7.3.1 Sil est vrai que la marque Davidoff apposée sur les banderoles concerne exclusivement des articles de tabac, sont aussi regroupés sous cette appellation (bien
que figurant dans un autre style d’écriture) divers autres biens, comme des articles
de papeterie ou de parfumerie. Il n’est donc pas certain que les jeunes associent
immédiatement cette marque aux produits de tabac; ce d’autant qu’elle ne
s’accompagne en l’espèce d’aucune image ou slogan particulier.
7.3.2 Et même si le logo Davidoff devait être reconnaissable par le jeune public
comme étant une marque de tabac, cette dernière s’adresse avant tout à un public
plus âgé. En effet, bien que l’on observe «une mode du cigare» depuis quelques
années, celui-ci reste un plaisir cher et occasionnel auquel s’adonnent plutôt des
personnes aisés d’âge mûr. De par son prix, il s’agit là d’un produit bien moins accessible pour les jeunes que la cigarette. Il est donc peu vraisemblable que le jeune
public soit réellement charmé par les articles de la marque.

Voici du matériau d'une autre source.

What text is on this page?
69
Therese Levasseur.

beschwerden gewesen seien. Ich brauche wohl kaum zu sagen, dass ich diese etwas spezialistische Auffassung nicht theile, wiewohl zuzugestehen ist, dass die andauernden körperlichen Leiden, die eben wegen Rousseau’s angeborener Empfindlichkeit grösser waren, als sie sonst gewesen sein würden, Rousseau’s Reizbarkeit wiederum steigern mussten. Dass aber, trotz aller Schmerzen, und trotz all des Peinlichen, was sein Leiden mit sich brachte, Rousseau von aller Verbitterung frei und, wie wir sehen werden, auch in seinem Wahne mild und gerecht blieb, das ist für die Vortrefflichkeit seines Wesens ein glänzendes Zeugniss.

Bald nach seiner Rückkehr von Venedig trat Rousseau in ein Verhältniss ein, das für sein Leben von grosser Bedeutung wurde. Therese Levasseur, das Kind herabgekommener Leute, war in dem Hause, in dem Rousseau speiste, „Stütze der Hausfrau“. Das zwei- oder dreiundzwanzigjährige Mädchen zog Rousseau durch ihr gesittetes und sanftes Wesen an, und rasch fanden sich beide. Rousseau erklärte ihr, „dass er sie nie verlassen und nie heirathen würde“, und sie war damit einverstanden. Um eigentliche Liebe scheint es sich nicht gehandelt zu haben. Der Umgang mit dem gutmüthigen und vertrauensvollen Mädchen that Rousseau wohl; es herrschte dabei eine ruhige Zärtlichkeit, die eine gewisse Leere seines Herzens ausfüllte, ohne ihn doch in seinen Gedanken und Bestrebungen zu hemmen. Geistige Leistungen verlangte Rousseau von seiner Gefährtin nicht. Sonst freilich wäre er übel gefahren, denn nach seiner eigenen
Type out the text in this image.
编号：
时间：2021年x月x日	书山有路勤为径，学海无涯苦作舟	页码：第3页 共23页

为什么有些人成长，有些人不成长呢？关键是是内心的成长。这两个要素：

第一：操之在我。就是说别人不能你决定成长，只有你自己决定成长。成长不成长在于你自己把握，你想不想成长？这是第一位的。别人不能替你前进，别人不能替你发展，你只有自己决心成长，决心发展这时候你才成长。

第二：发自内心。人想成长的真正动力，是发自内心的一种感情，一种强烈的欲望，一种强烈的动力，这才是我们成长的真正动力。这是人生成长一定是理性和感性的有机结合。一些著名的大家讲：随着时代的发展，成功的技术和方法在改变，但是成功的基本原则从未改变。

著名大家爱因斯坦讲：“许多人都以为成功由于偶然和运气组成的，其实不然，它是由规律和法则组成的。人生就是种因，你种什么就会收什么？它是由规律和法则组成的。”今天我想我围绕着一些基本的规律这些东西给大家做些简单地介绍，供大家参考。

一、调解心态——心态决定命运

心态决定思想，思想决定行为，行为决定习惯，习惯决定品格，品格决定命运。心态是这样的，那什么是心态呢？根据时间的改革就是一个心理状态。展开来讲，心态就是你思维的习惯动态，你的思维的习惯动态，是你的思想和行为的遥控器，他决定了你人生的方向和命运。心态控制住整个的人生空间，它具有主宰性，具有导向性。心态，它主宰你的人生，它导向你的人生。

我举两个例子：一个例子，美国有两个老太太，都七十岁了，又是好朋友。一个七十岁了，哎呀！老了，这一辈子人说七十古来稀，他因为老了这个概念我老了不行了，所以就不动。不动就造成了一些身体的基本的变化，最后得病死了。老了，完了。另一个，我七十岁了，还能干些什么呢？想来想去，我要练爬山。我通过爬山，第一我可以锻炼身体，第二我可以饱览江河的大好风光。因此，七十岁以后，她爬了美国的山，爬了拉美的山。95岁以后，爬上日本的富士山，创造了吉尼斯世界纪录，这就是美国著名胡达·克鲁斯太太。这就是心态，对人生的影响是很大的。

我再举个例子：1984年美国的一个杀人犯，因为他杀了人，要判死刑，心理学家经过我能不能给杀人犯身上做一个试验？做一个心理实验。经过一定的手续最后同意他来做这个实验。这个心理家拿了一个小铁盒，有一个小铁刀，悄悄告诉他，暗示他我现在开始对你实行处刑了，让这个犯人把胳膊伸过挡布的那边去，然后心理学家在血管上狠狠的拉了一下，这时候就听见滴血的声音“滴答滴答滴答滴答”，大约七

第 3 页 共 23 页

7.3.3 On relèvera finalement que les jeunes sont habitués à ce genre de publicité
puisqu’ils sont régulièrement confrontés à des campagnes pour l’alcool ou le tabac,
notamment lors de concerts, de festivals ou d’événements sportifs majeurs. L’impact
d’une telle publicité s’en trouve donc nécessairement réduit.
8
7.4
Les retransmissions litigieuses n’étaient ainsi pas susceptibles de porter préjudice à l’épanouissement physique, psychique, moral ou social des mineurs au
sens de l’art. 5 LRTV. Le diffuseur n’était donc pas tenu d’apposer le logo de mise
en garde ou de diffuser cet événement sportif à une heure plus tardive au sens de
l’art. 4 ORTV.
8.
Cela étant, l’AIEP reconnaît qu’en matière de politique de santé, il est difficilement défendable qu’un événement sportif puisse être associé à de la publicité
pour le tabac. Le législateur ou les associations sportives sont cependant les seuls à
même de rechercher une solution, l’AIEP étant totalement démunie de moyens en la
matière.
9.
En conclusion, en tant qu’elle est recevable, la plainte doit être entièrement
rejetée sur le fond. Les retransmissions sportives litigieuses ne constituent pas de la
publicité clandestine gratuite et ne violent pas les dispositions sur la protection de la
jeunesse.
9
Par ces motifs, l’Autorité de plainte :
1.
rejette à l’unanimité, dans la mesure où elle est recevable, la plainte du 6
mars 2009, déposée par D et l’association O ainsi que leurs cosignataires.
2.
ne perçoit aucun frais de procédure.
3.
communique la décision (…):
Au nom de l’Autorité indépendante des plaintes
en matière de radio-télévision
Indication des voies de droit
En application des articles 99 LRTV et 82 al. 1 lit. a, 86 al. 1 lit. c et 89 de la loi fédérale du 17 juin 2005 sur le Tribunal fédéral (LTF ; RS 173.110), les décisions de
l’Autorité de plainte peuvent être déférées au Tribunal fédéral par un recours, dans
les trente jours qui suivent leur notification.